Tuning the Size of Colloidal Ni Nanoparticles for CO2 Hydrogenation Catalysis
Summary
Increasing demand for environmentally friendly produced fuels caused the interest in converting CO2 to useful products such as methane over Ni-based catalysts. Because the CO2 conversion (hydrogenation) over Ni catalysts is structure sensitive, it became essential to understand the role of the particle size and shape. It has been reported that silica-supported Ni nanoparticles around 2.5 nm particle size have the maximum catalytic activity.1,2 However, synthesizing small and monodisperse Ni nanoparticles (NP) below 3.0 nm was challenging with the ability to simultaneously deposit Ni NPs from the same batch on separate supports. Therefore, the ability to synthesize monodisperse Ni NPs around 2.5 nm is necessary for CO2 hydrogenation catalysis. The colloidal approach provides the possibility for high control in the particle size distribution by varying the reactants and reaction temperature during the synthesis of nanoparticles. However, ligand removal forms a well-known obstacle in colloidal synthesis. When the ligands are not appropriately removed, metal NPs could be inactive in the catalysis because of surface blockage.
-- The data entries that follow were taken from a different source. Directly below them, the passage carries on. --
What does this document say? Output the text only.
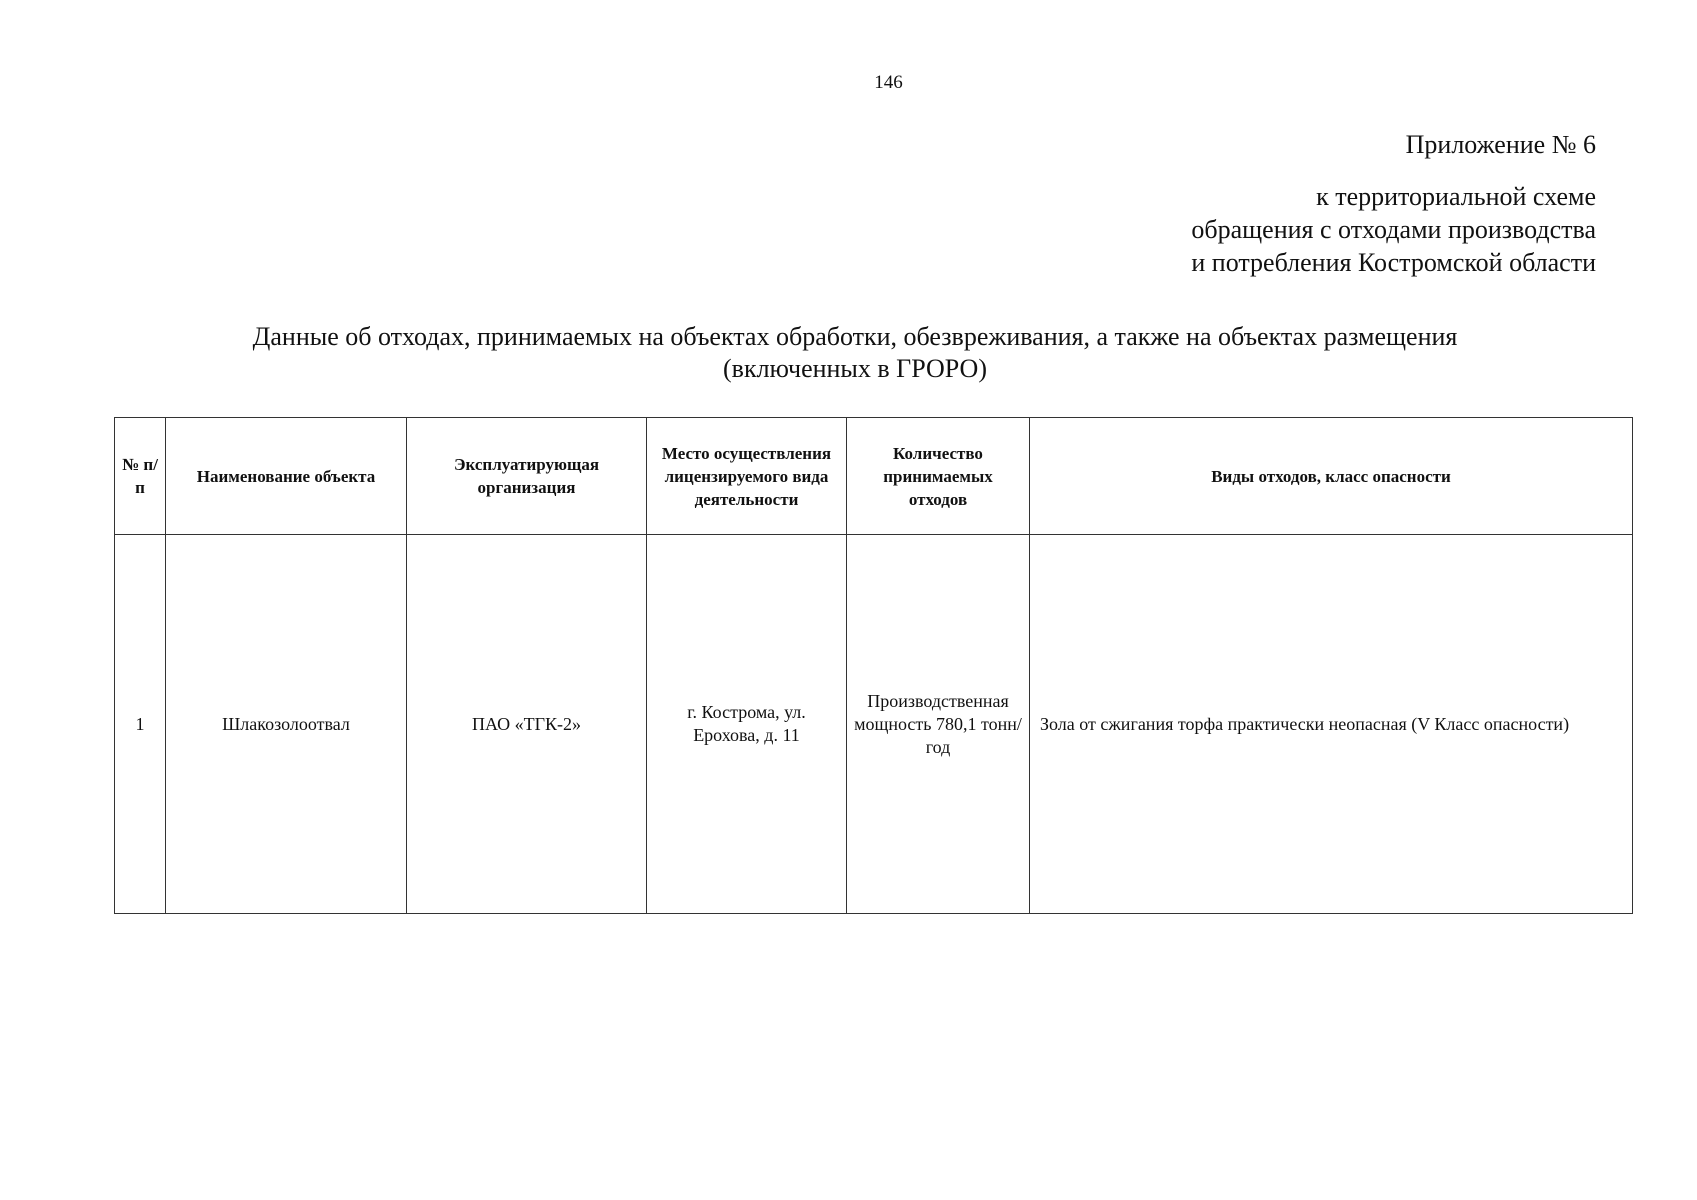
146
Приложение № 6
к территориальной схеме
обращения с отходами производства
и потребления Костромской области
Данные об отходах, принимаемых на объектах обработки, обезвреживания, а также на объектах размещения
(включенных в ГРОРО)
№ п/п	Наименование объекта	Эксплуатирующая организация	Место осуществления лицензируемого вида деятельности	Количество принимаемых отходов	Виды отходов, класс опасности
1	Шлакозолоотвал	ПАО «ТГК-2»	г. Кострома, ул. Ерохова, д. 11	Производственная мощность 780,1 тонн/год	Зола от сжигания торфа практически неопасная (V Класс опасности)
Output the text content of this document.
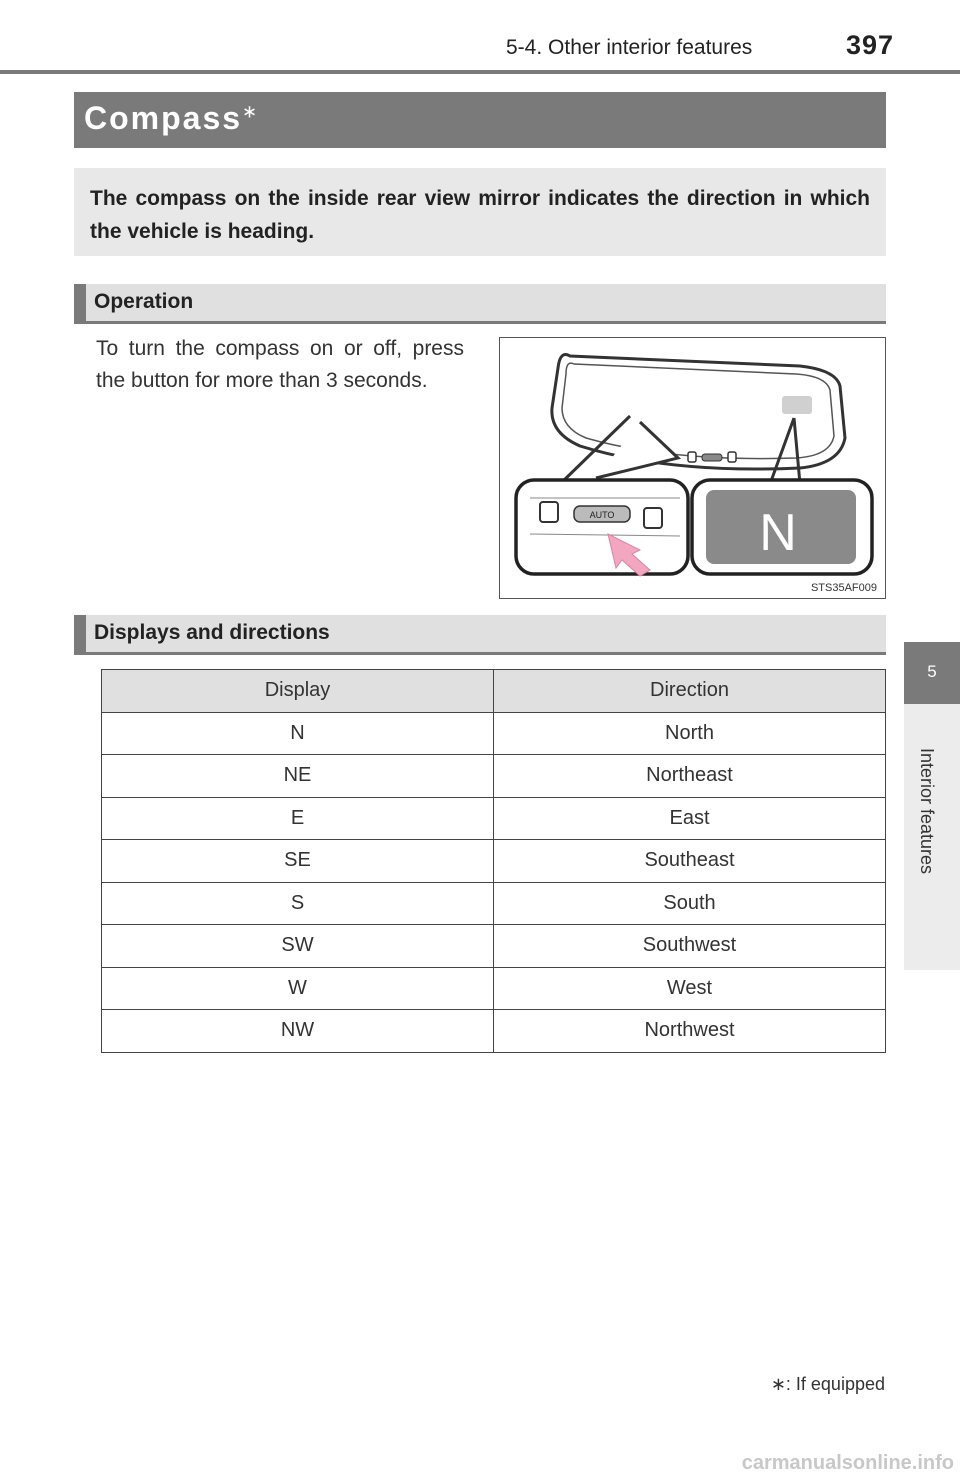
5-4. Other interior features	397
5
Interior features
Compass∗
The compass on the inside rear view mirror indicates the direction in which the vehicle is heading.
Operation
To turn the compass on or off, press the button for more than 3 seconds.
AUTO	N
STS35AF009
Displays and directions
Display	Direction
N	North
NE	Northeast
E	East
SE	Southeast
S	South
SW	Southwest
W	West
NW	Northwest
∗: If equipped
carmanualsonline.info
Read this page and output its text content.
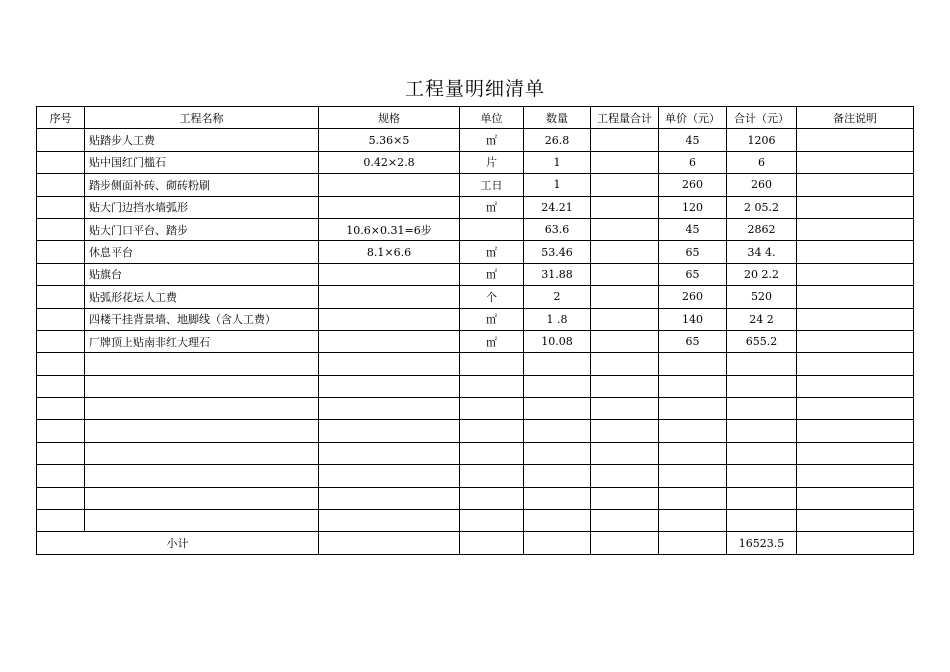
工程量明细清单
序号	工程名称	规格	单位	数量	工程量合计	单价（元）	合计（元）	备注说明
	贴踏步人工费	5.36×5	㎡	26.8		45	1206	
	贴中国红门槛石	0.42×2.8	片	1		6	6	
	踏步侧面补砖、砌砖粉刷		工日	1		260	260	
	贴大门边挡水墙弧形		㎡	24.21		120	2 05.2	
	贴大门口平台、踏步	10.6×0.31=6步		63.6		45	2862	
	休息平台	8.1×6.6	㎡	53.46		65	34 4.	
	贴旗台		㎡	31.88		65	20 2.2	
	贴弧形花坛人工费		个	2		260	520	
	四楼干挂背景墙、地脚线（含人工费）		㎡	1 .8		140	24 2	
	厂牌顶上贴南非红大理石		㎡	10.08		65	655.2	

小计							16523.5	
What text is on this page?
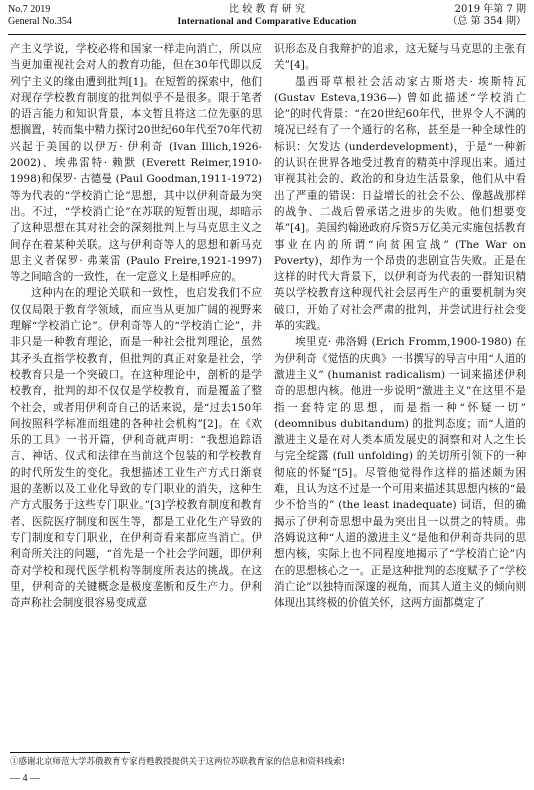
No.7 2019
General No.354
比 较 教 育 研 究
International and Comparative Education
2019 年第 7 期
（总 第 354 期）

产主义学说，学校必将和国家一样走向消亡，所以应当更加重视社会对人的教育功能，但在30年代即以反列宁主义的缘由遭到批判[1]。在短暂的探索中，他们对现存学校教育制度的批判似乎不是很多。限于笔者的语言能力和知识背景，本文暂且将这二位先驱的思想搁置，转而集中精力探讨20世纪60年代至70年代初兴起于美国的以伊万· 伊利奇 (Ivan Illich,1926-2002)、埃弗雷特· 赖默 (Everett Reimer,1910-1998)和保罗· 古德曼 (Paul Goodman,1911-1972) 等为代表的“学校消亡论”思想，其中以伊利奇最为突出。不过，“学校消亡论”在苏联的短暂出现，却暗示了这种思想在其对社会的深刻批判上与马克思主义之间存在着某种关联。这与伊利奇等人的思想和新马克思主义者保罗· 弗莱雷 (Paulo Freire,1921-1997) 等之间暗含的一致性，在一定意义上是相呼应的。

这种内在的理论关联和一致性，也启发我们不应仅仅局限于教育学领域，而应当从更加广阔的视野来理解“学校消亡论”。伊利奇等人的“学校消亡论”，并非只是一种教育理论，而是一种社会批判理论，虽然其矛头直指学校教育，但批判的真正对象是社会，学校教育只是一个突破口。在这种理论中，剖析的是学校教育，批判的却不仅仅是学校教育，而是覆盖了整个社会，或者用伊利奇自己的话来说，是“过去150年间按照科学标准而组建的各种社会机构”[2]。在《欢乐的工具》一书开篇，伊利奇就声明：“我想追踪语言、神话、仪式和法律在当前这个包装的和学校教育的时代所发生的变化。我想描述工业生产方式日渐衰退的垄断以及工业化导致的专门职业的消失，这种生产方式服务于这些专门职业。”[3]学校教育制度和教育者、医院医疗制度和医生等，都是工业化生产导致的专门制度和专门职业，在伊利奇看来都应当消亡。伊利奇所关注的问题，“首先是一个社会学问题，即伊利奇对学校和现代医学机构等制度所表达的挑战。在这里，伊利奇的关键概念是极度垄断和反生产力。伊利奇声称社会制度很容易变成意

识形态及自我辩护的追求，这无疑与马克思的主张有关”[4]。

墨西哥草根社会活动家古斯塔夫· 埃斯特瓦 (Gustav Esteva,1936—) 曾如此描述“学校消亡论”的时代背景：“在20世纪60年代，世界令人不满的境况已经有了一个通行的名称，甚至是一种全球性的标识：欠发达 (underdevelopment)，于是“一种新的认识在世界各地受过教育的精英中浮现出来。通过审视其社会的、政治的和身边生活景象，他们从中看出了严重的错误：日益增长的社会不公、像越战那样的战争、二战后曾承诺之进步的失败。他们想要变革”[4]。美国约翰逊政府斥资5万亿美元实施包括教育事业在内的所谓“向贫困宣战” (The War on Poverty)，却作为一个昂贵的悲剧宣告失败。正是在这样的时代大背景下，以伊利奇为代表的一群知识精英以学校教育这种现代社会层再生产的重要机制为突破口，开始了对社会严肃的批判，并尝试进行社会变革的实践。

埃里克· 弗洛姆 (Erich Fromm,1900-1980) 在为伊利奇《觉悟的庆典》一书撰写的导言中用“人道的激进主义” (humanist radicalism) 一词来描述伊利奇的思想内核。他进一步说明“激进主义”在这里不是指一套特定的思想，而是指一种“怀疑一切” (deomnibus dubitandum) 的批判态度；而“人道的激进主义是在对人类本质发展史的洞察和对人之生长与完全绽露 (full unfolding) 的关切所引领下的一种彻底的怀疑”[5]。尽管他觉得作这样的描述颇为困难，且认为这不过是一个可用来描述其思想内核的“最少不恰当的” (the least inadequate) 词语，但的确揭示了伊利奇思想中最为突出且一以贯之的特质。弗洛姆说这种“人道的激进主义”是他和伊利奇共同的思想内核，实际上也不同程度地揭示了“学校消亡论”内在的思想核心之一。正是这种批判的态度赋予了“学校消亡论”以独特而深邃的视角，而其人道主义的倾向则体现出其终极的价值关怀，这两方面都奠定了

①感谢北京师范大学苏俄教育专家肖甦教授提供关于这两位苏联教育家的信息和资料线索!
— 4 —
This study shows a new synthesis approach for colloidal Ni NPs, including ligand removal and deposition on the silica support for CO2 hydrogenation catalysis. Small colloidal Ni NPs were synthesized using the hot injection method. The Ni NP sizes were between 1.4 nm and 6.6 nm with a standard deviation of 13-30 %. The particle size was controlled by changing the ligands, reaction temperature and reactant ratios. Subsequently, the colloidal Ni NPs were deposited on the silica support and the ligands were removed by Meerwein’s reagent alkylation, as proven by operando FT-IR studies. The remaining ethyl groups from Meerwein’s reagent were removed during the catalyst's reduction. In the last part of this project, seven silica-supported Ni catalysts were prepared for CO2 hydrogenation catalysis and studied using operando FT-IR. Five Meerwein’s reagent-treated catalysts were highly active compared to a commercial catalyst, while untreated samples were not active in CO2 hydrogenation catalysis. Here, our colloidal approach provides a new synthesis method to synthesize Ni nanoparticles for CO2 hydrogenation catalysis that are smaller than reported, without P-containing ligands, monodisperse and catalytic active, and that can be deposited on separate supports simultaneously.